Given the historical aspects of the novel, this final round of editing includes fact-checking and input from historians. Soli spent a morning last week talking over the manuscript with historian Peter Cozzens, author of “The Earth is Weeping: The Epic Story of the Indian Wars for the American West,” reviewing the accuracy of the language that characters use in the book and the timeline of events.

As a fiction writer, Soli’s allegiance is to the story and, of course, it’s a work of imagination. But she had to do her research.

“I’m loose with the facts,” she said. “I just care about the story. But I should get it right.”
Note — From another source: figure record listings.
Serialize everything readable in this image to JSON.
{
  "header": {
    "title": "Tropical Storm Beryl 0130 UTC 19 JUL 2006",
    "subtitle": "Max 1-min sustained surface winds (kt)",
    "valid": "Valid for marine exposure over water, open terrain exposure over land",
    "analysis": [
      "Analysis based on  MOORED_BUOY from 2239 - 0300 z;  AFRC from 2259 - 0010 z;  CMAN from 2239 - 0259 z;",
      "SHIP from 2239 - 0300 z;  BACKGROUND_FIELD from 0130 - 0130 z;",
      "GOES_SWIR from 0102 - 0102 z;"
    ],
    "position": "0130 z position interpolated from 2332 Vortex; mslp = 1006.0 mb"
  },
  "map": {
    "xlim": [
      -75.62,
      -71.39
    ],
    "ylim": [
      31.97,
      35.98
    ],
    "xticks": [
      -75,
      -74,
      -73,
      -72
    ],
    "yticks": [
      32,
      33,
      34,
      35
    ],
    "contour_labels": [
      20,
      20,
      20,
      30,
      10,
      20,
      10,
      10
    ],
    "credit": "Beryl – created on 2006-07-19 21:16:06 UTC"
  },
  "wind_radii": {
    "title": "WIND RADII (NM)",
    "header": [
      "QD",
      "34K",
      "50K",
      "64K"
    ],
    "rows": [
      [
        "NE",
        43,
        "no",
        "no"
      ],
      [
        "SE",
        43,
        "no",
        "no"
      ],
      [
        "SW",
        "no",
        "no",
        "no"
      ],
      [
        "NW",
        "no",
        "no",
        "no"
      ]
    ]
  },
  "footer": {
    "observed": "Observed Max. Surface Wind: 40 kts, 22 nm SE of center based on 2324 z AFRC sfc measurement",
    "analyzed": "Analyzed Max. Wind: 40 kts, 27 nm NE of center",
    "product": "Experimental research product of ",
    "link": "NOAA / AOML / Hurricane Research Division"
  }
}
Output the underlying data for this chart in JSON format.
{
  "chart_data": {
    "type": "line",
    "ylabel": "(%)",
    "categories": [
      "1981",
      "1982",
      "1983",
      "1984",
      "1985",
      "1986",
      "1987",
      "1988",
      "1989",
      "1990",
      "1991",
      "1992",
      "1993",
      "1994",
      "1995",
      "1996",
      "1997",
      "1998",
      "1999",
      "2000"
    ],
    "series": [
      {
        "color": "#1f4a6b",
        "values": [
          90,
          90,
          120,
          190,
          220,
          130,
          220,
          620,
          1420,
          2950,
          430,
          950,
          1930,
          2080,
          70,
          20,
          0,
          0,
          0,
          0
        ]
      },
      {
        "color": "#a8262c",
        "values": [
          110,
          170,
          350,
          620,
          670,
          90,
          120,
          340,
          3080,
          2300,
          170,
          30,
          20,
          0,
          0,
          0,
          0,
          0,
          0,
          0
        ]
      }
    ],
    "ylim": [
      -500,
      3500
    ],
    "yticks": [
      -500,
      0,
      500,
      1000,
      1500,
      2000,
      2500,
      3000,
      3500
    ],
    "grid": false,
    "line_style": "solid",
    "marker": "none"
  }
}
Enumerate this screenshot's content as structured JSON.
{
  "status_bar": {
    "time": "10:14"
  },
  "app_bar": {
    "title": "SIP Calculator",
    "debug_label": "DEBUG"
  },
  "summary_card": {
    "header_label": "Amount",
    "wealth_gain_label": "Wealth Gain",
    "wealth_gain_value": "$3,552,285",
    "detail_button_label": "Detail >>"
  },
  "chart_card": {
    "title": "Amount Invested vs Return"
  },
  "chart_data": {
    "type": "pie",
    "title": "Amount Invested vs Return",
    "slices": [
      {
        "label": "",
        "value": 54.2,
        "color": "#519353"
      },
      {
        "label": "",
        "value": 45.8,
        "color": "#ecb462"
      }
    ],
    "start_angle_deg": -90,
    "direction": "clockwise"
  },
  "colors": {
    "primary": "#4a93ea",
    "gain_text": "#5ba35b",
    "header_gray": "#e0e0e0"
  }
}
Soli burst onto the global literary scene with her 2010 debut, “The Lotus Eaters,” about American War photographers in Vietnam during the war. She hasn’t returned to historical fiction in the two books she’s written since then — “The Last Good Paradise,” about expats in Polynesia, and “The Forgetting Tree,” about an aging California matriarch struggling with her Caribbean caregiver. Her experience researching “The Lotus Eaters” helped guide her approach to “The Removes.” She spent years learning about Vietnam before writing her first book.

“This time, I thought, ‘I’ll write it while I do the research,’ which ended up being hard and taking almost as long,” she said.

Soli went to a war reenactment on the Crow Indian Reservation in Montana, read George and Libby Custer’s diaries and dug deeply into the bloody history of the Indian Wars.

“Custer is so fascinating,” she said. “I had the same idea everyone has about him — that he’s this crazy man. It was interesting just to find that he was a person, a human being.”

Equally important, she found, was learning about day-to-day life on the frontier and imagining her way into the harsh realities of western expansion to portray it with tactile detail.

“I want people to say, ‘Wow, I never thought of what it would have been like to be there,’” she explained.

And though Soli has been busy finishing her book during the residency, there is one bit of sightseeing on her agenda. Spending a month just down the road from Hunter S. Thompson’s Owl Farm in Woody Creek is a dream for the writer. During her high school years in Oklahoma and Dallas, Soli said, she read Thompson voraciously. His portraits of the California counterculture, she said, inspired her to move to Berkeley after high school.

“He is my hero of all time,” she said. “I definitely need to go over there.”